下山事件研究会(以下、【研究会】と略)というのは、下山事件の時効が成立した昭和39年の夏に各界の識者が自主的に結成したグループで、その代表は(事件発生当時)東大の総長であった南原繁。【研究会】のメンバーは10人ほどいるが、南原以外では『日本の黒い霧』の作者でありGHQの謀略を主張した松本清張、そして【研究会】事務局を担当していたが後に退会、『下山事件全研究』を上梓して〈自殺説〉派の筆頭となっていった佐藤一、とりあえずこの二名さえ押さえておけばいいと思う。(本書の中で事務局=佐藤一であるクレジットは無い) 

                        


『資料・下山事件』の編集方針は〈自殺説〉〈他殺説〉そのどちらにも偏重しないよう、イーブンに推理や判断に必要なデータのみ提供するのを第一義としているものの、松本清張の存在しかり、また下山総裁の屍体を司法解剖した古畑種基教授と桑島直樹講師は当時南原がトップとして君臨していた東大の所属だった人達ゆえ、ついつい読み手が〈他殺説〉の方へ傾きがちな事情を孕んでいるのは注意しておいたほうがいいかもしれない。

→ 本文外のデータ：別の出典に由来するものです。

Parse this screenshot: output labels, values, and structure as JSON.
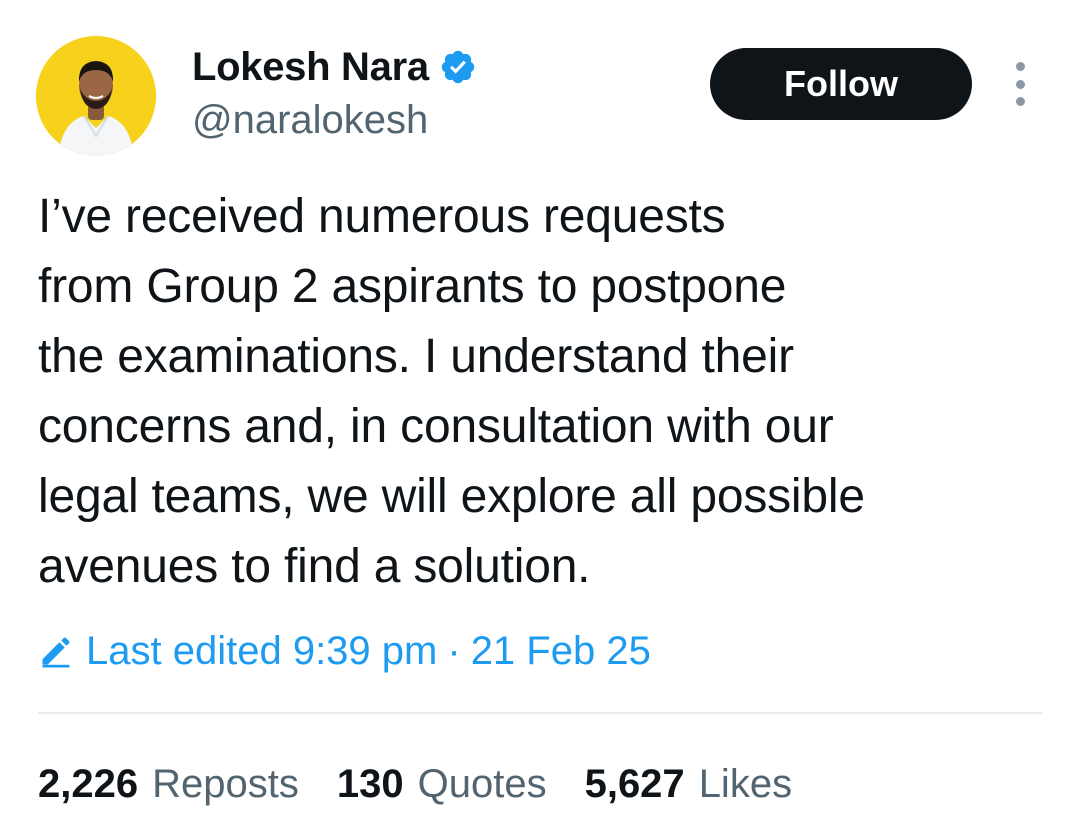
{
  "author": {
    "display_name": "Lokesh Nara",
    "handle": "@naralokesh",
    "verified": true,
    "avatar_bg_color": "#f7d21c"
  },
  "actions": {
    "follow_label": "Follow",
    "more_icon": "more-vertical-icon"
  },
  "tweet": {
    "text": "I’ve received numerous requests\nfrom Group 2 aspirants to postpone\nthe examinations. I understand their\nconcerns and, in consultation with our\nlegal teams, we will explore all possible\navenues to find a solution.",
    "edited_label": "Last edited 9:39 pm",
    "separator": "·",
    "date": "21 Feb 25",
    "edit_icon": "pencil-icon"
  },
  "stats": [
    {
      "count": "2,226",
      "label": "Reposts"
    },
    {
      "count": "130",
      "label": "Quotes"
    },
    {
      "count": "5,627",
      "label": "Likes"
    }
  ],
  "colors": {
    "accent": "#1d9bf0",
    "text_primary": "#0f1419",
    "text_secondary": "#536471",
    "button_bg": "#0f1419"
  }
}
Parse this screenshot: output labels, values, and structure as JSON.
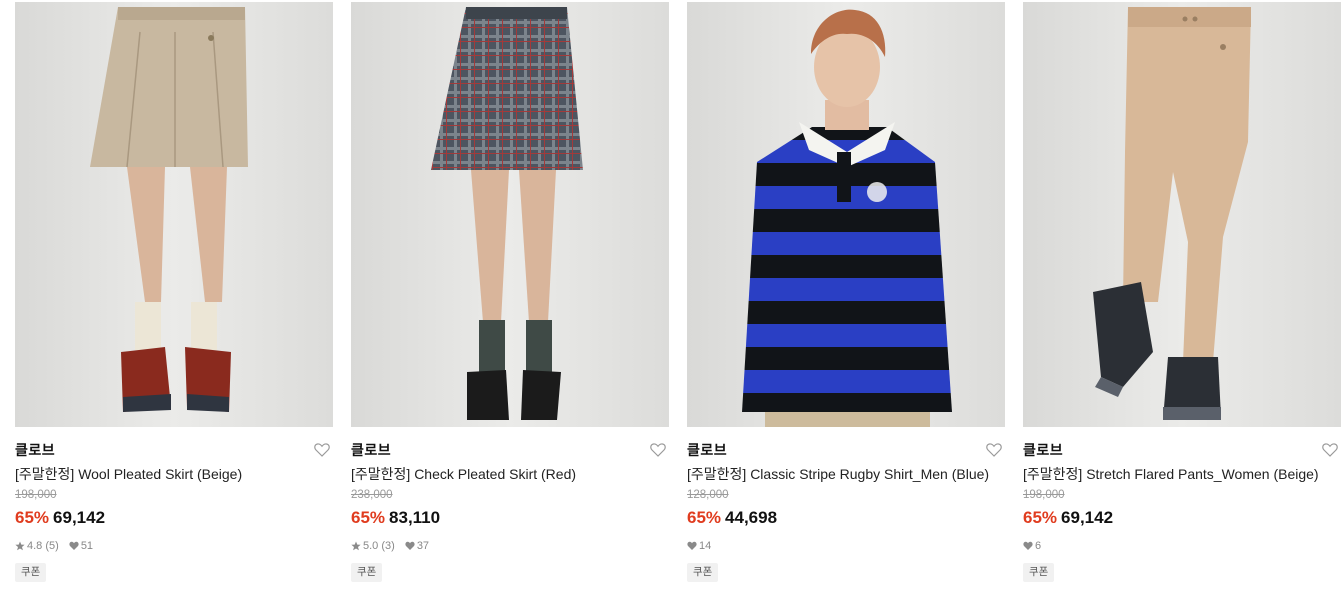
{
  "products": [
    {
      "brand": "클로브",
      "title": "[주말한정] Wool Pleated Skirt (Beige)",
      "original_price": "198,000",
      "discount": "65%",
      "price": "69,142",
      "rating": "4.8",
      "review_count": "(5)",
      "likes": "51",
      "coupon": "쿠폰",
      "image": "woman-in-beige-pleated-skirt-with-red-sneakers"
    },
    {
      "brand": "클로브",
      "title": "[주말한정] Check Pleated Skirt (Red)",
      "original_price": "238,000",
      "discount": "65%",
      "price": "83,110",
      "rating": "5.0",
      "review_count": "(3)",
      "likes": "37",
      "coupon": "쿠폰",
      "image": "woman-in-plaid-pleated-skirt-with-black-loafers"
    },
    {
      "brand": "클로브",
      "title": "[주말한정] Classic Stripe Rugby Shirt_Men (Blue)",
      "original_price": "128,000",
      "discount": "65%",
      "price": "44,698",
      "rating": null,
      "review_count": null,
      "likes": "14",
      "coupon": "쿠폰",
      "image": "man-in-blue-black-striped-rugby-shirt"
    },
    {
      "brand": "클로브",
      "title": "[주말한정] Stretch Flared Pants_Women (Beige)",
      "original_price": "198,000",
      "discount": "65%",
      "price": "69,142",
      "rating": null,
      "review_count": null,
      "likes": "6",
      "coupon": "쿠폰",
      "image": "woman-in-beige-flared-pants-with-black-sneakers"
    }
  ],
  "colors": {
    "discount": "#e03c1f",
    "strike_price": "#9a9a9a",
    "meta": "#888888",
    "coupon_bg": "#f1f1f1"
  },
  "icons": {
    "wishlist": "heart-outline-icon",
    "rating": "star-icon",
    "likes": "heart-filled-icon"
  }
}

あ、そうだ。前回の記事でも触れたけど清張が『日本の黒い霧』の中でこだわっていた日暮里駅で発見されたという「5.19下山缶」の落書きについては、本書では一切ノータッチ。つまり誰も事件の証拠として重要視してはいなかったみたい。ジャンジャン。

 

 

 

♣ 注目すべきは【研究会】メンバーによる事件に関わった人々からの聴き取り。
証言協力者は古畑種基/桑島直樹/平正一(当時の毎日新聞記者、『生体れき断』著者)/
関口由三(当時の特別捜査本部捜査主任)/
矢田喜美雄(当時の朝日新聞記者、『謀殺・下山事件』著者)/
塚元久雄(当時の東大裁判化学教室助教授)/加賀山之雄(当時の国鉄副総裁)/
下山常夫(下山総裁実弟)/宮下勝義(当時、米軍情報部員として活動)。

 

 

彼らの証言のうち他の文献へ部分的に引用されているものもあるけれど、それぞれの口から語られる肉声はリアルさを伴っており面白い。本書には古畑/桑島両氏の見解に噛付いた〈自殺説〉派の意見も勿論載っていて、新日本医師協会と中舘久平(慶応大学教授)の言がそれだったりするのだが、この人達の言い方がやけに感情的なのはあまり感心しない。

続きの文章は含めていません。